Retraites : une réforme inadaptée à la « réalité du marché du travail »

Publié le 20/06/2010
La réforme des retraites est « injuste » notamment parce qu'elle ne prend pas en compte la « réalité » du marché du travail, avec la précarité, la difficile insertion des jeunes ou le faible emploi des seniors, ont critiqué hier cinq leaders syndicaux (CGT, CFDT, FO, CFE-CGC, Unsa).
Retraites : une réforme inadaptée à la « réalité du marché du travail »
Retraites : une réforme inadaptée à la « réalité du marché du travail »
La réforme des retraites est « injuste » notamment parce qu'elle ne prend pas en compte la « réalité » du marché du travail, avec la précarité, la difficile insertion des jeunes ou le faible emploi des seniors, ont critiqué hier cinq leaders syndicaux (CGT, CFDT, FO, CFE-CGC, Unsa).
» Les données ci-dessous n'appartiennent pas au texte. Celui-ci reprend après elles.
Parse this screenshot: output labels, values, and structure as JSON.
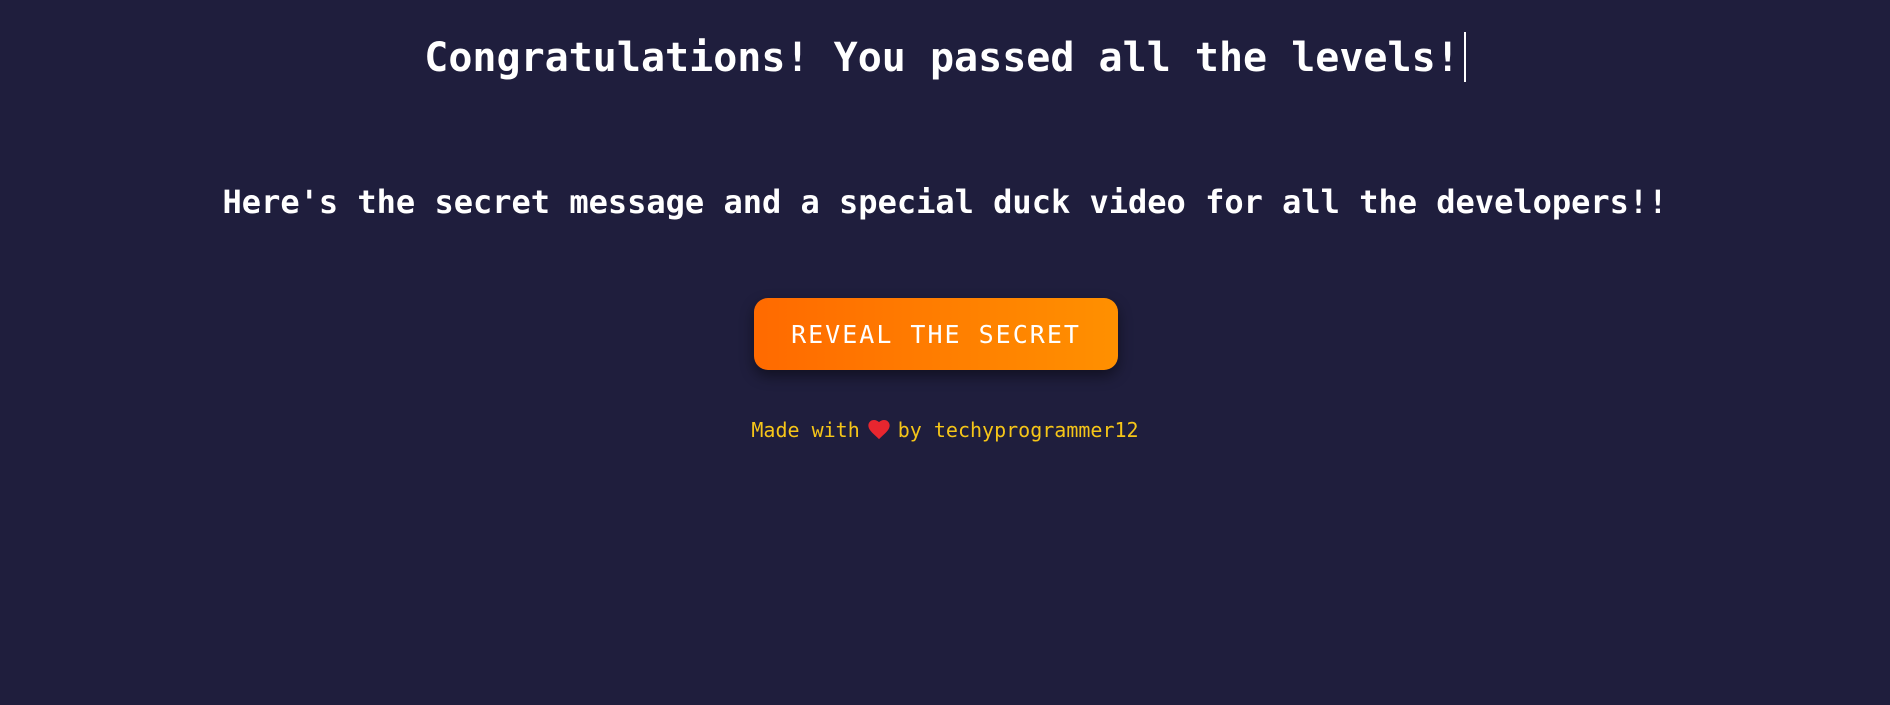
{
  "headline": {
    "text": "Congratulations! You passed all the levels!"
  },
  "subline": {
    "text": "Here's the secret message and a special duck video for all the developers!!"
  },
  "reveal_button": {
    "label": "REVEAL THE SECRET"
  },
  "footer": {
    "prefix": "Made with",
    "icon": "heart-icon",
    "suffix": "by techyprogrammer12"
  },
  "colors": {
    "background": "#1f1e3d",
    "text": "#ffffff",
    "button_gradient_start": "#ff6a00",
    "button_gradient_end": "#ff9000",
    "footer_text": "#f5c518",
    "heart": "#e8262f"
  }
}
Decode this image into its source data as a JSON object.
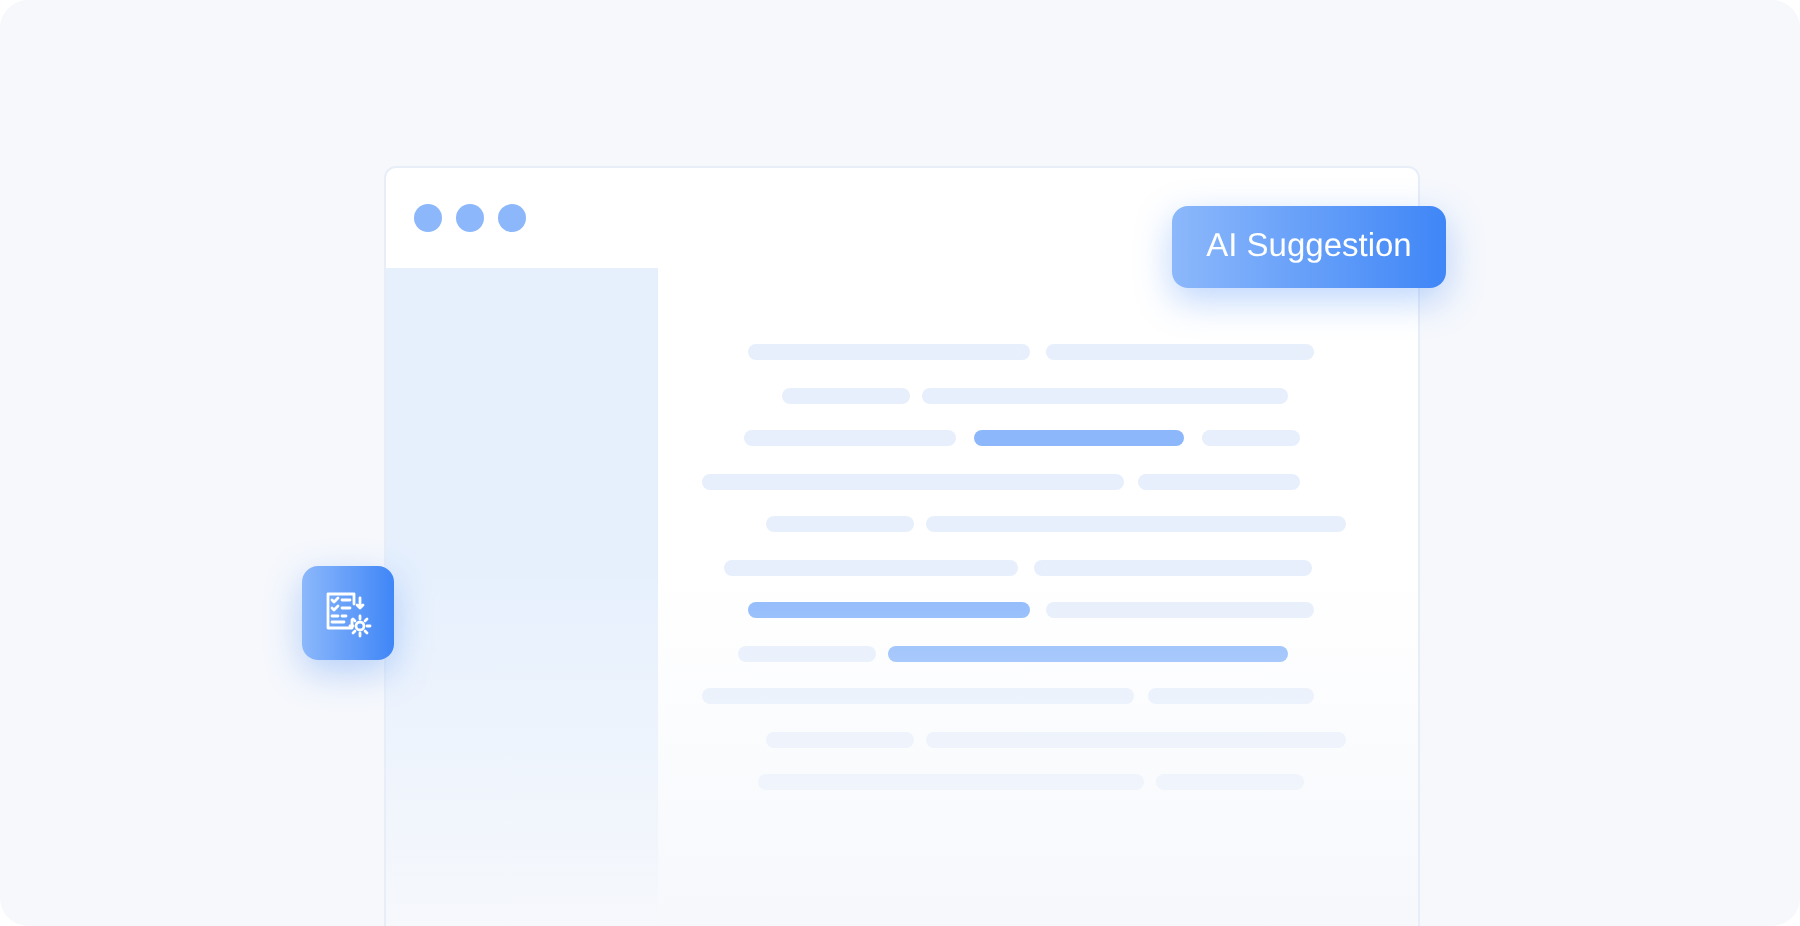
{
  "badge": {
    "label": "AI Suggestion"
  },
  "lines": [
    {
      "segments": [
        {
          "highlighted": false
        },
        {
          "highlighted": false
        }
      ]
    },
    {
      "segments": [
        {
          "highlighted": false
        },
        {
          "highlighted": false
        }
      ]
    },
    {
      "segments": [
        {
          "highlighted": false
        },
        {
          "highlighted": true
        },
        {
          "highlighted": false
        }
      ]
    },
    {
      "segments": [
        {
          "highlighted": false
        },
        {
          "highlighted": false
        }
      ]
    },
    {
      "segments": [
        {
          "highlighted": false
        },
        {
          "highlighted": false
        }
      ]
    },
    {
      "segments": [
        {
          "highlighted": false
        },
        {
          "highlighted": false
        }
      ]
    },
    {
      "segments": [
        {
          "highlighted": true
        },
        {
          "highlighted": false
        }
      ]
    },
    {
      "segments": [
        {
          "highlighted": false
        },
        {
          "highlighted": true
        }
      ]
    },
    {
      "segments": [
        {
          "highlighted": false
        },
        {
          "highlighted": false
        }
      ]
    },
    {
      "segments": [
        {
          "highlighted": false
        },
        {
          "highlighted": false
        }
      ]
    },
    {
      "segments": [
        {
          "highlighted": false
        },
        {
          "highlighted": false
        }
      ]
    }
  ]
}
© Vosges Matin, Dimanche le 20 Juin 2010 / France

 
La CGT de la Haute-Garonne a acheté des trompettes vuvuzuela pour « se faire entendre » lors de la manifestation du 24 juin contre la réforme des retraites. (Photo PQR) 

Dénonçant « une réforme inacceptable, injuste, comptable, de court terme » qui vise à « faire des économies sur les retraites », le secrétaire général de la CGT, Bernard Thibault a considéré qu'»on ne peut pas faire abstraction de la réalité du marché du travail » et de « la précarisation des emplois ».  Cela pose « un problème de société de demander à des parents de rester plus longtemps au travail lorsqu'ils y sont et d'expliquer à leurs enfants qu'ils vont devoir rester au chômage », a-t-il lancé sur France Inter, aux côtés de quatre de ses homologues. A la différence de la France, « l'Allemagne a un système de retraite intègrant les difficultés du marché du travail », dont « la montée de la précarité », avec une durée de cotisation moindre (35 ans), a noté Alain Olive (Unsa), voyant dans la réforme prévue « un champ de mines et d'injustices » qui ouvre la voie à « l'un des systèmes les plus durs d'Europe ».

Problème de la pénibilité

L'avant-projet gouvernemental ne reflète qu'une « vision financière des choses », a jugé Jean-Claude Mailly (FO), soulignant que si « vous exigez des salariés qu'il restent plus longtemps, il y a un phénomène de vases communicants, cela va empêcher des jeunes de trouver du boulot et le taux d'inaptitude au travail va augmenter ». Il a aussi déploré que « le problème de la pénibilité ne soit pas réglé », alors qu'il suffirait, selon lui, d'»une faible cotisation patronale et d'une mutualisation pour permettre aux salariés usés, cassés de partir avant ».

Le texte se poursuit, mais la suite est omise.